8月の鉱工業生産指数の関連指標、景気ウォッチャー調査などは前月比上昇を示唆だが、輸出関連指標から低下を判断(9月29日発表)

 8月31日に発表された7月の鉱工業生産指数・速報値は、前月比▲2.0%と2か月ぶりの低下になりました。経済産業省の基調判断は「生産は一進一退で推移している」として、3月~6月の「生産は緩やかな持ち直しの動き」から下方修正になりました。
 
 7月の生産は全15業種のうち10業種で低下しました。半導体製造装置などの生産用機械工業では海外受注の減少が影響し、前月比▲4.8%の減少になりました。スマートフォンの需要低迷を背景に半導体メモリーなどが低調であることが影響し、電子部品・デバイス工業は前月比▲5.1%減少しました。一方、自動車工業など5業種は上昇しました。コロナ禍からの経済回復に伴い航空需要が高まり、緩やかに上昇傾向にある「自動車工業を除く輸送機械工業」は前月比+9.6%の上昇になりました。
 
 9月14日に発表された7月・鉱工業生産指数・確報値の前月比は▲1.8%の低下へと、医薬品・コーヒー飲料等により上方修正されました。業種ごとにみると全体16業種のうち、新たに食料品・たばこ工業が加わり6業種が上昇、10業種が低下という結果でした。
 
 9月29日に発表される8月の鉱工業生産指数(速報値)前月比は▲1.7%程度と、2カ月連続の低下になると予測しました。また、8月の前年同月比は▲5.4%程度と2カ月連続の低下になると予測しました。
 
 製造工業生産予測指数の8月は前月比+2.6%の上昇の見込みです。過去のパターン等で製造工業生産予測指数を修正した経済産業省の機械的な補正値でみると、8月の前月比は先行き試算値最頻値で▲1.4%の低下になる見込みです。90%の確率に収まる範囲は▲3.1%~+0.3%になっています。
 
 景気ウォッチャー調査・製造業・現状水準判断DI(季節調整値)は、23年1月43.1、2月43.6、3月46.8、4月46.2、5月48.6、6月48.8、7月46.1、8月47.1と、8月は7月から上昇傾向にありました。ロイター短観(400社ベース)、QUICK短観ともに製造業・業況判断DIは、9月は低下してますが、8月は7月から上昇していました。
 
 一方、8月の財務省の貿易統計で輸出金額の前月比は▲1.7%になりました。日銀の輸出物価指数の8月の前月比は+1.9%です。8月の日銀の実質輸出の前月比は▲6.1%の減少になりました。
 
 トヨタ自動車の部品発注を行うシステムで8月28日にエラー発生し、29日に完成車を生産する国内全14工場が一時的に稼働を停止したことは生産にとってのマイナス要因になりました。
 
 このような関連データなどを、総合的に判断し予測しました。 

※2023年8月は筆者予測値

8月商業販売額・小売業の前年同月比は7月+7.0%増加を上回る伸び率か(9月29日発表)

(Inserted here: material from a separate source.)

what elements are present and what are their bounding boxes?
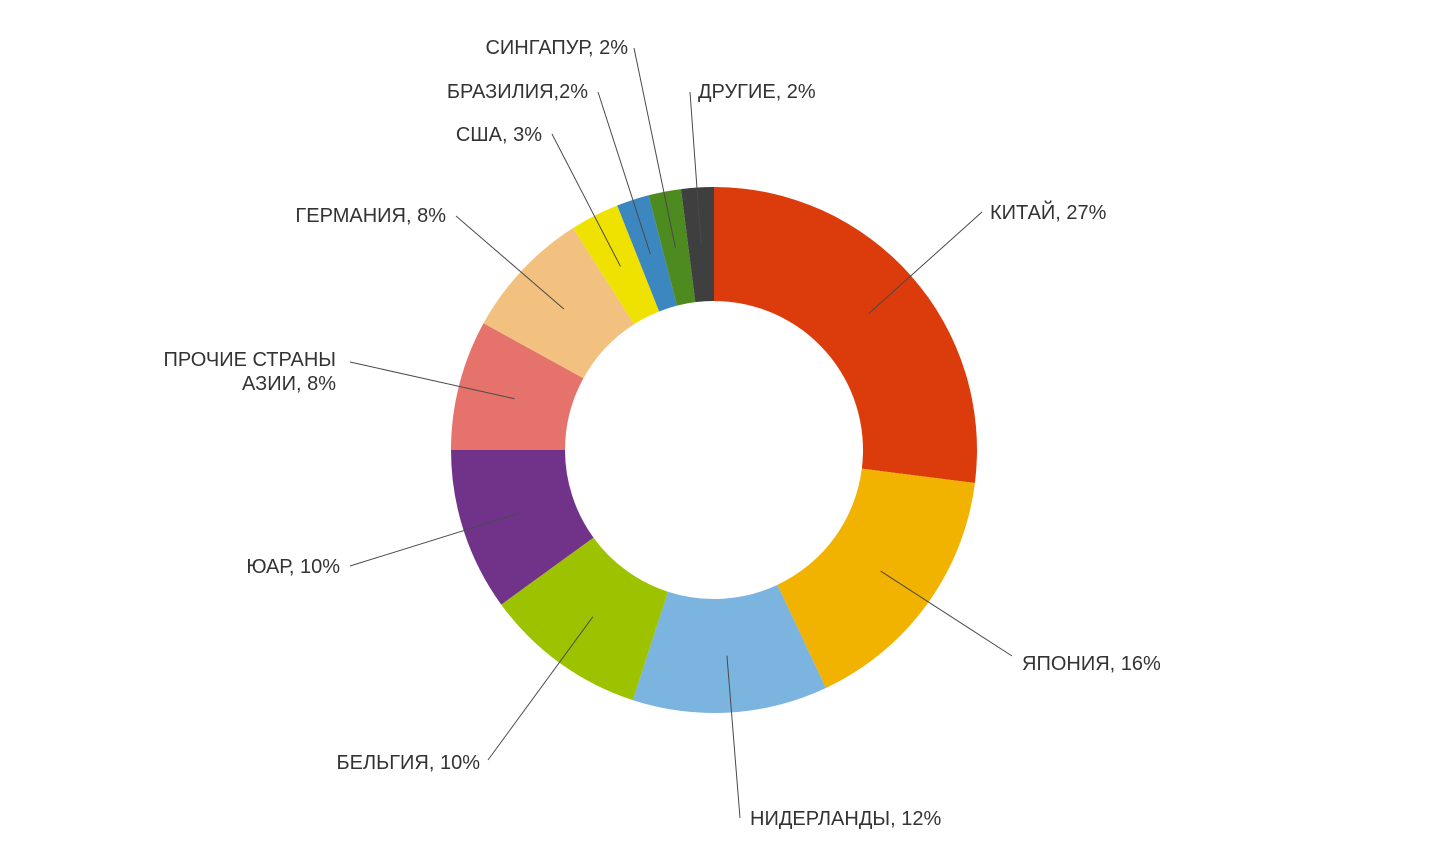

 8月31日に発表された7月速報値の商業販売額・小売業の前年同月比は+6.8%と6月確報値の+5.6%から1.2ポイント増加率が高まりました。9月15日に発表された7月確報値では、商業販売額・小売業の前年同月比は+7.0%に上方修正されました。6月確報値からみると1.4ポイント増加率が高まりました。
 
 9月29日に発表される8月速報値の商業販売額・小売業の前年同月比は+9.8%程度と7月確報値の+7.0%から増加率が拡大すると予測します。
 
 8月の大手百貨店4社の売上高・前年同月比の単純平均は+16.9%で7月の+12.0%から4.9ポイント拡大していることなどを参考にして、各種商品小売業・8月前年同月比は7月の+6.3%から増加率が拡大するとみました。また、自動車小売業の8月前年同月比は7月の+8.9%から増加率が拡大するとみました。新車新規登録届出台数(乗用車)の8月前年同月比は+19.8%で7月の+11.4%から増加率が拡大しているからです。燃料小売業の8月の前年同月比は7月の+3.2%から増加率が拡大する可能性が高いとみました。レギュラーガソリン価格の前年比をみると、8月は+7.9%程度と7月の+1.3%程度の上昇率が高まりました。
 
 なお、景気ウォッチャー調査で7月から8月への小売関連の現状水準判断DI(季節調整値)の動きをみると、51.9から53.6へ上昇しています。これらを総合的に判断し予測しました。

※2023年8月は筆者予測値

※なお、本投稿は情報提供を目的としており、金融取引などを提案するものではありません。